McDonald's is ignoring a crucial component of its breakfast: scarcity.

The reason McDonald's breakfast is a vaunted gastronomic treasure is that you could only procure it during a certain window of time. McD's breakfast is something you have to will your body and mind to obtain. It's as much an accomplishment as it is a meal.

Releasing precious breakfast items like the sausage burrito or the Sausage McMuffin into the wild takes away their specialness. It's the McDonald's equivalent of a participation medal. We just couldn't be bothered to get up early enough — literally the only thing that McDonald's breakfast asked us to do — to go to a place that serves food all day.

This upsetting trend calls into question other McDonald's mainstays like the Shamrock Shake or the McRib. What happens if ye olde Shamrock is served all year round instead of just in March? What if we could just order the glorious McRib whenever we wanted? These items, like McDonald's (once) cherished breakfast specialties, would lose their magic.

The switch to an all-day breakfast also nullifies the best thing Adam Sandler has ever contributed to popular culture:

If I were Adam Sandler I'd probably be upset that McDonald's desire for more money has erased the most astute and relevant observation of my career (Sandler co-wrote Big Daddy's screenplay). Alas, I am not Sandler, but I'm still not ready to live in this world of McD's all-day breakfast.


Or: Offering all-day breakfast means that McDonald's is restoring your right to decide when you want an egg sandwich, even if that time is 2 am and you probably know better.

Some view the now-ubiquitous "breakfast for dinner" wave as an outdated culinary trend on par with throwing a fried egg on everything. That's fair, but let us not forget that these trends happened for a reason: They're delicious. It's high time McDonald's cut the shit and let us enjoy its best menu whenever we want.

I acknowledge that I'm probably biased in favor of all-day breakfast, because I grew up in suburban New Jersey where 24-hour diners are sacrosanct. In my relentlessly square youth, there was nothing more comforting than getting my friends together to eat breakfast at weird hours. No matter what time we got to the diner, breakfast sandwiches were always appropriate. They were even encouraged, because honestly, the odds that someone messes up an egg sandwich are far lower than those of getting a rubbery burger.

Once I moved away from all-hours diners and even Dunkin' Donuts, I searched for all-hours breakfast anywhere I could — and yes, that mostly meant diving into fast food. I've tried breakfast options at more drive-thrus than I care to admit (or, more accurately, more drive-thrus than I can count).
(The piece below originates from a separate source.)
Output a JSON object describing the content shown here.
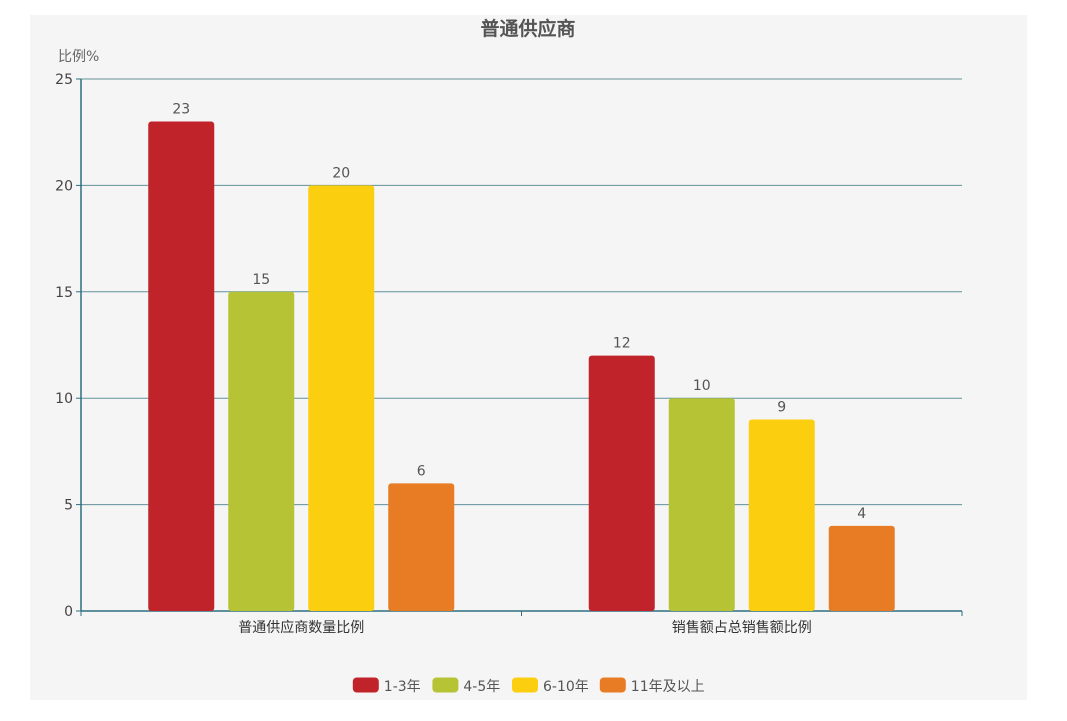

McDonald's, even with its unnaturally round egg patties, still has the best breakfast by a long shot. I don't know why. Those egg patties really are the weirdest.

Related: McDonald's food is mostly trash. But McDonald's breakfast has never been trash. Holding out on us, therefore, was cruel. So yeah, breaking down the walls of set breakfast hours is a blatant cash grab. But it's also a long-overdue public service.